Department of Chemistry, Fudan University, Shanghai, 200433, China.
Institutes of Biomedical Sciences, Fudan University, Shanghai, 200433, China.
Anal Bioanal Chem. 2018 Jan;410(3):989-998. doi: 10.1007/s00216-017-0602-5. Epub 2017 Sep 20.
Protein glycosylation is one of the most important post-translational modifications. Also, efficient enrichment and separation of glycopeptides from complex samples are crucial for the thorough analysis of glycosylation. Developing novel hydrophilic materials with facile and easily popularized synthesis is an urgent need in large-scale glycoproteomics research. Herein, for the first time, a one-step functionalization strategy based on metal-organic coordination was proposed and FeO nanoparticles were directly functionalized with zwitterionic hydrophilic L-cysteine (L-Cys), greatly simplifying the synthetic procedure. The easily synthesized FeO/L-Cys possessed excellent hydrophilicity and brief composition, contributing to affinity for glycopeptides and reduction in nonspecific interaction. Thus, FeO/L-Cys nanoparticles showed outstanding sensitivity (25 amol/μL), high selectivity (mixture of bovine serum albumin and horseradish peroxidase tryptic digests at a mass ratio of 100:1), good reusability (five repeated times), and stability (room temperature storage of 1 month). Encouragingly, in the glycosylation analysis of human serum, a total of 376 glycopeptides with 393 N-glycosylation sites corresponding to 118 glycoproteins were identified after enrichment with FeO/L-Cys, which was superior to ever reported L-Cys modified magnetic materials.
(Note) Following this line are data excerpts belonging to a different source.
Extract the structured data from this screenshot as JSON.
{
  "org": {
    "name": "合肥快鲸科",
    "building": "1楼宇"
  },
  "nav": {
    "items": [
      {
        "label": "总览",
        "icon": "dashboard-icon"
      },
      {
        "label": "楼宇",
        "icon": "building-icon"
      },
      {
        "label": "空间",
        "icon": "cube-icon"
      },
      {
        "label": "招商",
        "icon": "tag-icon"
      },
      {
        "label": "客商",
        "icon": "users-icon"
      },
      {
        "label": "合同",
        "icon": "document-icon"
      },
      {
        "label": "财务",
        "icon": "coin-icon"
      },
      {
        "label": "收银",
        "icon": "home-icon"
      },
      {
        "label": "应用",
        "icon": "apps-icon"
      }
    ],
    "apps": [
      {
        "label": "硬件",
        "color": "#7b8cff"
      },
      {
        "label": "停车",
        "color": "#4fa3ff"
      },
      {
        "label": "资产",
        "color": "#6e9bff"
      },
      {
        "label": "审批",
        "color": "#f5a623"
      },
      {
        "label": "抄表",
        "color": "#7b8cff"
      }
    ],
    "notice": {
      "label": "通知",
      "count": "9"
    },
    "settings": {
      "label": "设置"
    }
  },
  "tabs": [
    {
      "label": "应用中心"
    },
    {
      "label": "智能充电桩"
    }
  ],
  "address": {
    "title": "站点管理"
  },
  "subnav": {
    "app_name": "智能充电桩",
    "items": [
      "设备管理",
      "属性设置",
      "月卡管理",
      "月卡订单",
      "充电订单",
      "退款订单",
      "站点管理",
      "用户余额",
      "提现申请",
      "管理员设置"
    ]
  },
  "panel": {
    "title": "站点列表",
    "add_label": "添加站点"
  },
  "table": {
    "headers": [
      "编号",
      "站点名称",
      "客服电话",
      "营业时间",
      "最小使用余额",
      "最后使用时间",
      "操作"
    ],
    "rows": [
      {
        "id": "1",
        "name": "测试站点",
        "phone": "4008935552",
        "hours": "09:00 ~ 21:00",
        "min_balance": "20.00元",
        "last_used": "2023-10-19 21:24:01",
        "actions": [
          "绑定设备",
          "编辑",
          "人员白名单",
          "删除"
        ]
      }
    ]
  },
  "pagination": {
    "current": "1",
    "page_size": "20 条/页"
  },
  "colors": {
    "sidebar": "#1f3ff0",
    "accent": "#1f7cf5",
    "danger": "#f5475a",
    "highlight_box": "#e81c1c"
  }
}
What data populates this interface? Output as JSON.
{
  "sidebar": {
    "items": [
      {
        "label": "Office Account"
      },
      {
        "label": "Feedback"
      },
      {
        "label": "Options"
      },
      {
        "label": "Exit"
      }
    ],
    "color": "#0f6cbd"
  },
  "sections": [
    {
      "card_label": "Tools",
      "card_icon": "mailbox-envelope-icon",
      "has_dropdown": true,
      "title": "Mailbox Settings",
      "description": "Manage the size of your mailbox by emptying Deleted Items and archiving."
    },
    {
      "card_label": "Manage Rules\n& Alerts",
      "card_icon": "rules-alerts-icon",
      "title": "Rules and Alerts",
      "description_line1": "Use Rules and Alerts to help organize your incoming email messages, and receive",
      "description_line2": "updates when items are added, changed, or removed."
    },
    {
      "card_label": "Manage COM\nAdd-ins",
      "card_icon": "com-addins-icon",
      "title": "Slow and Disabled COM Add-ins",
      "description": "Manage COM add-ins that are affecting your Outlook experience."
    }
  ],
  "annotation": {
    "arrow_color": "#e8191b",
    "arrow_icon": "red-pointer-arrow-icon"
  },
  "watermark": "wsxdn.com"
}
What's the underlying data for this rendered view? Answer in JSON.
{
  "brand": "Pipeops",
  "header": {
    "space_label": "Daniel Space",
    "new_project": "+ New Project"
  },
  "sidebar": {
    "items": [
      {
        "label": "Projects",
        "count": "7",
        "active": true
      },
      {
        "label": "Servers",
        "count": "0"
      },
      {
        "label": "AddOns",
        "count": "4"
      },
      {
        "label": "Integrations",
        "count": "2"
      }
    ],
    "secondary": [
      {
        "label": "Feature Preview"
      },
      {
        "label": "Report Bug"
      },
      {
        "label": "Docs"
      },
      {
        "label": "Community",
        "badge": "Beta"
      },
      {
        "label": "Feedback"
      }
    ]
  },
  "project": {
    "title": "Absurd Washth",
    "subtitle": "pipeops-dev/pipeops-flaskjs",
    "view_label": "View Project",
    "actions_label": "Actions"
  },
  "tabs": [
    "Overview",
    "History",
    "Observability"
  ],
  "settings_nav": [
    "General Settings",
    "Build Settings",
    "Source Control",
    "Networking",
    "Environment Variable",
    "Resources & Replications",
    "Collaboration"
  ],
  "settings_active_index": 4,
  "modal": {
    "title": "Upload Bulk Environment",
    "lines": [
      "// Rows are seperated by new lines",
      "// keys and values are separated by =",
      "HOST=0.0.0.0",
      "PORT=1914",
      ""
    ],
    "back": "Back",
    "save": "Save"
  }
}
Furthermore, applying the one-step functionalization strategy, cysteamine and glutathione respectively direct-functionalized FeO nanoparticles were successfully synthesized and also achieved efficient glycopeptide enrichment in human serum. The results indicated that we have presented an efficient and easily popularized strategy in glycoproteomics as well as in the synthesis of novel materials. Graphical abstract FeO/L-Cys nanoparticles based on one-step functionalization for highly efficient enrichment of glycopeptides.
蛋白质糖基化是最重要的翻译后修饰之一。此外,从复杂样品中高效富集和分离糖肽对于糖基化的深入分析至关重要。开发具有简便易行且易于推广合成的新型亲水材料是大规模糖蛋白质组学研究的迫切需要。在此,首次提出了一种基于金属有机配位的一步功能化策略,并直接将两性离子亲水 L-半胱氨酸 (L-Cys) 功能化到 FeO 纳米颗粒上,极大地简化了合成步骤。合成的 FeO/L-Cys 具有出色的亲水性和简单的组成,有利于与糖肽结合并减少非特异性相互作用。因此,FeO/L-Cys 纳米颗粒表现出出色的灵敏度(25 amol/μL)、高选择性(牛血清白蛋白和辣根过氧化物酶酶解物的混合物,质量比为 100:1)、良好的可重复使用性(重复 5 次)和稳定性(室温储存 1 个月)。令人鼓舞的是,在用 FeO/L-Cys 进行富集后,在人血清的糖基化分析中,共鉴定出 376 种糖肽,对应 118 种糖蛋白,共 393 个 N-糖基化位点,优于以往报道的 L-Cys 修饰的磁性材料。此外,应用一步功能化策略,半胱胺和谷胱甘肽分别成功地直接功能化了 FeO 纳米颗粒,并在人血清中实现了高效的糖肽富集。结果表明,我们在糖蛋白质组学以及新型材料的合成中提出了一种高效且易于推广的策略。